Wilder (2015) describes the structure of PBL as including six distinct steps:
- Students collaboratively consider the posed problem, clarify all unfamiliar concepts, and then define the problem
- Students brainstorm ideas while incorporating prior knowledge and hypothesize the solutions
- Students elaborate on the proposed solutions and formulate learning objectives
- Students exercise self-directed learning guided by the learning objectives and share the findings with the group
- The step-by-step format of this process allows for a PBL problem to be solved over several class sessions, and the steps may be repeated, if necessary, multiple times
- Once the solution is finalized, the students share their findings with their teacher and other groups.
So when delivered rigorously following this structure, several myths about PBL can be dispelled:
- Students do not just do anything they want, nor are they left to their own devices.
- Teacher input is required from the beginning, not just at the end.
- There is no place for students to ‘hide’ in the group learning situation, providing the assessment strategy is robust.
The challenge for teachers is to recognise that it requires them to play a different role with learners.

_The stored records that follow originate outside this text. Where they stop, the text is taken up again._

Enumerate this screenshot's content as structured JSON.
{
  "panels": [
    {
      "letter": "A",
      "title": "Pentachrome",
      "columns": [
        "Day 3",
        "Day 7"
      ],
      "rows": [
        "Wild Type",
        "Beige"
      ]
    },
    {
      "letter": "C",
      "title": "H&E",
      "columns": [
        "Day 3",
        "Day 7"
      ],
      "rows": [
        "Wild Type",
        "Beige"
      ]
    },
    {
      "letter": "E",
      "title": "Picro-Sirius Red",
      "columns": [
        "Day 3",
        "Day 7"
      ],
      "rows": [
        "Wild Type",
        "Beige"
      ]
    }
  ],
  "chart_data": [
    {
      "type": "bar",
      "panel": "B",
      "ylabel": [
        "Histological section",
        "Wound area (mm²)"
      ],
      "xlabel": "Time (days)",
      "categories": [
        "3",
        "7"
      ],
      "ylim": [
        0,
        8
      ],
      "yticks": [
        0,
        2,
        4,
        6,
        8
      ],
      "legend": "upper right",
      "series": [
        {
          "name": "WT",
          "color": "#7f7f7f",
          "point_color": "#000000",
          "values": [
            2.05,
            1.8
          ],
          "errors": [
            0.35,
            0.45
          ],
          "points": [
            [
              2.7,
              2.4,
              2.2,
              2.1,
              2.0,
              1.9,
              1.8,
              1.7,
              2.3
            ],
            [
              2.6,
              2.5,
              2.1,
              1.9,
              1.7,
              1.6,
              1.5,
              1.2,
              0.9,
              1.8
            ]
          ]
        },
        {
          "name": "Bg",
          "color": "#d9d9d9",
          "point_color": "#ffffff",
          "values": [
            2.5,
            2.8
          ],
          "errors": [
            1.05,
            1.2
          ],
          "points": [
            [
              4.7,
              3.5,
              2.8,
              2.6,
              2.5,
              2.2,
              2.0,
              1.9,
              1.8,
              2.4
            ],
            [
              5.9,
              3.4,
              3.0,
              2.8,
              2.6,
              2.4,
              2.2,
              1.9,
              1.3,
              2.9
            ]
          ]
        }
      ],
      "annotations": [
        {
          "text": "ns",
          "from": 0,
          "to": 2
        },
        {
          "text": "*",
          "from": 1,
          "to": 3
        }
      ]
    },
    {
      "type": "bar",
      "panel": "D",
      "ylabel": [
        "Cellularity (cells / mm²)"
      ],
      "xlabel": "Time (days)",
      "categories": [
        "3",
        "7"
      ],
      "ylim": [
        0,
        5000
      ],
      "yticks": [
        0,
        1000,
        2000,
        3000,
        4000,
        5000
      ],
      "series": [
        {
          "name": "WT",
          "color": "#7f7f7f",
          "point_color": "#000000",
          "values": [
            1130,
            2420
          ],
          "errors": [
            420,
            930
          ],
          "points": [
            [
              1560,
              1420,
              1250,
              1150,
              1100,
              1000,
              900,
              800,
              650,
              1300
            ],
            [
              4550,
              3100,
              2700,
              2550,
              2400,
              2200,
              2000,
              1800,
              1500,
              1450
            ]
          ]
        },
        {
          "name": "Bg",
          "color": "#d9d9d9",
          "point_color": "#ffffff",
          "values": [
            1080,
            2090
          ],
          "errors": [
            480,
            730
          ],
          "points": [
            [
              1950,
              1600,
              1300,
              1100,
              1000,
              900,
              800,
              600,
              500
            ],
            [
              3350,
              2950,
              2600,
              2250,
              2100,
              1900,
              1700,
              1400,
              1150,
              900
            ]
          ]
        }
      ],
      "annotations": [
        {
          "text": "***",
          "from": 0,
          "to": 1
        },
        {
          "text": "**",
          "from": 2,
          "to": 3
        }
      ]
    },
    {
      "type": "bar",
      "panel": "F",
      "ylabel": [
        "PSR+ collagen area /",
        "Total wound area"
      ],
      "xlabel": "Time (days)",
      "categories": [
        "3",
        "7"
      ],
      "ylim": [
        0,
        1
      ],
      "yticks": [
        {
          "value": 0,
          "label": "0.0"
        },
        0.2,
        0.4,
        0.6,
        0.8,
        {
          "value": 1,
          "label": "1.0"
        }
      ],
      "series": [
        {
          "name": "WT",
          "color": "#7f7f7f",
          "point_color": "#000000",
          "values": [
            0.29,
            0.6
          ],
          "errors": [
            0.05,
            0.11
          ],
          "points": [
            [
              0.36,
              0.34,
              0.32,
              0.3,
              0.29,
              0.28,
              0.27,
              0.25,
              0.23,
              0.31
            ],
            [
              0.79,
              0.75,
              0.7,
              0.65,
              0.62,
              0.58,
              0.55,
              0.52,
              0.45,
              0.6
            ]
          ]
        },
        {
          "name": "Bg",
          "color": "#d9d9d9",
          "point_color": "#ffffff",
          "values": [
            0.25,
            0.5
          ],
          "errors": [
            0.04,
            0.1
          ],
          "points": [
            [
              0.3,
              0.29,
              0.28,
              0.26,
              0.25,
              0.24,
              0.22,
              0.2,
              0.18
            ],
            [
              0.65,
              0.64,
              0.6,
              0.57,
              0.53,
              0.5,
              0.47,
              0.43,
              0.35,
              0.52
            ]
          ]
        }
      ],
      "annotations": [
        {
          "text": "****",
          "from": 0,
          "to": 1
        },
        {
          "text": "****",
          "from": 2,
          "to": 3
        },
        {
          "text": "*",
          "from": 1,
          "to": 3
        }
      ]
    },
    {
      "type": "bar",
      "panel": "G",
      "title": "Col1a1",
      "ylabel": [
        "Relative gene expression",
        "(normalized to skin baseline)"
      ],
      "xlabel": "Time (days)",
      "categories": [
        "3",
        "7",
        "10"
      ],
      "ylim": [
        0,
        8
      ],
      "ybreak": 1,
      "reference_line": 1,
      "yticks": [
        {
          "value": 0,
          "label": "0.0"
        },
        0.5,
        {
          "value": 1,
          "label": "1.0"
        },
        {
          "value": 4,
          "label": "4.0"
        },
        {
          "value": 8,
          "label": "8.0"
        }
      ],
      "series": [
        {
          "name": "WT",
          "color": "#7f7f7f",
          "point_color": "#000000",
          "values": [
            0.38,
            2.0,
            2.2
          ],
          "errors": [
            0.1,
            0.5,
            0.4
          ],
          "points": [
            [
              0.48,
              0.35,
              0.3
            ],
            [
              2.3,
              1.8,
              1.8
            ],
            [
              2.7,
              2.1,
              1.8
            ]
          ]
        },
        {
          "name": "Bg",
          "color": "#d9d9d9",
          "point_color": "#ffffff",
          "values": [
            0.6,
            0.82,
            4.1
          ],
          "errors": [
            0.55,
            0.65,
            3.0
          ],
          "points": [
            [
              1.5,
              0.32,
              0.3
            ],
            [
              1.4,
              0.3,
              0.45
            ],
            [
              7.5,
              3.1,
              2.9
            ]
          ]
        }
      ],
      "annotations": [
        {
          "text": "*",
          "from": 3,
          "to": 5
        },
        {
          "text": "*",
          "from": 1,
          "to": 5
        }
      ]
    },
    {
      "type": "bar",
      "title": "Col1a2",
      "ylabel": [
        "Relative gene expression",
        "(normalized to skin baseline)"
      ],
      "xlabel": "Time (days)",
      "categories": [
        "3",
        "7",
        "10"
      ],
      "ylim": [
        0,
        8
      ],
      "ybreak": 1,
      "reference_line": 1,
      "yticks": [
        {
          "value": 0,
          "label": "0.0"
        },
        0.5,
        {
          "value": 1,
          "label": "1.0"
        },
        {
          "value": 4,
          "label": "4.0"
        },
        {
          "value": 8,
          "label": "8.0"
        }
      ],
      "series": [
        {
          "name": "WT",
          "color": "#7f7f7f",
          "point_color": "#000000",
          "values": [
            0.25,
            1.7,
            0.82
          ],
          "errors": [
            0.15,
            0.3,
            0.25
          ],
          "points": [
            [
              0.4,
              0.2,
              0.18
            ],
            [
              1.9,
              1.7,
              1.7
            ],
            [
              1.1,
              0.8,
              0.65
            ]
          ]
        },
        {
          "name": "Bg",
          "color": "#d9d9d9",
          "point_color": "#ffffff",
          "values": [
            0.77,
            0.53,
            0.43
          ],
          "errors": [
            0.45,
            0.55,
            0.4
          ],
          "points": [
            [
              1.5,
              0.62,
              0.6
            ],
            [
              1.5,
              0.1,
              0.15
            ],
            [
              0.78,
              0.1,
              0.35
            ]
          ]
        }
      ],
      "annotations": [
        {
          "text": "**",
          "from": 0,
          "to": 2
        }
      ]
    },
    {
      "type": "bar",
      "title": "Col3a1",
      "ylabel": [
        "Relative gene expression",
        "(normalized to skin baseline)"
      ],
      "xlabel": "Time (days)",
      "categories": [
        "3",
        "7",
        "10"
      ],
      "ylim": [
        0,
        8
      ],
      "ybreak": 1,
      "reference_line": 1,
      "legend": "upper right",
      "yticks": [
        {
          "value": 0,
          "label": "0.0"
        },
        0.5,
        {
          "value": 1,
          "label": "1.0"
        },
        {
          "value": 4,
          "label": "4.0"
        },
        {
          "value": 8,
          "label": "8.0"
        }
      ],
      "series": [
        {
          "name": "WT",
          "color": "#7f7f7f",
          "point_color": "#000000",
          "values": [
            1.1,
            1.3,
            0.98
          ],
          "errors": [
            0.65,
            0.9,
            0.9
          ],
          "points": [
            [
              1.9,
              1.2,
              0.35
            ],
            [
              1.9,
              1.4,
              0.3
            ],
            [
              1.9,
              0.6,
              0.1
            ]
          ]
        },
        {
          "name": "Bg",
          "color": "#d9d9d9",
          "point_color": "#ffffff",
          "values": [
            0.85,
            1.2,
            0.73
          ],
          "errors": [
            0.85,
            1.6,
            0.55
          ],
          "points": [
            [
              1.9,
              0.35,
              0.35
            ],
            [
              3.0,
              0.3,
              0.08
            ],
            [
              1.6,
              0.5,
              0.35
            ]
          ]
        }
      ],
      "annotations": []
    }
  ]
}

Key lessons when using PBL
- Where possible work with learners and employers to identify an authentic problem
- Spend time understanding the problem
- Explore what learners already know about the problem
- Be clear what knowledge and skills students will need to be able to tackle the problem and, where necessary, specifically teach this if it is not yet present
- Think about the different group roles needed and prepare students to be able to play these
- Encourage group critique of work in progress
- Create support structures for learners who may find some aspects of this less structured learning challenging
- Provide multiple opportunities for reflection
- Think creatively about how students can share their findings as authentically as possible
- Ensure the summative assessment process matches the intended learning outcomes and allows students to demonstrate the full extent of their learning
- Play the role of an informed facilitator and coach throughout the process.
Prof Bill Lucas and Dr Janet Hanson of the University of Winchester’s Centre for Real-World Learning are currently exploring problem-based learning with the support of the Royal Academy of Engineering and Comino Foundation.
Barrows, H. (2000). Problem-based learning applied to medical education. Springfield, IL: Southern Illinois University Press.
Demirel, M. and Dağyar, M. (2016). Effects of Problem-Based Learning on Attitude: A Meta-analysis Study. Eurasia Journal of Mathematics, Science & Technology Education, 12(8).
Hood-Cattaneo, K. (2017). Telling active learning pedagogies apart: from theory to practice. Journal of New Approaches in Educational Research. 2017, 6(2), 144-152.
Jerzembek, G. and Murphy, S. (2013). A narrative review of problem-based learning with school-aged children: implementation and outcomes. Educational Review, 65(2), 206-218.
Merritt, J., Lee, M.Y., Rillero, P. and Kinach, B.M. (2017). Problem-based learning in K–8 mathematics and science education: A Literature review. Interdisciplinary Journal of Problem-Based Learning, 11(2), 3.
Savery, J. R. (2006). Overview of problem-based learning: definitions and distinctions. Interdisciplinary Journal of Problem Based learning, 1(1).
Walker, A. and Leary, H. (2009). A problem based learning meta-analysis: Differences across problem types, implementation types, disciplines, and assessment levels. Interdisciplinary Journal of Problem-based Learning, 3(1), 6.
Wilder, S. (2015). Impact of problem-based learning on academic achievement in high school: a systematic review. Educational Review, 67(4), 414-435.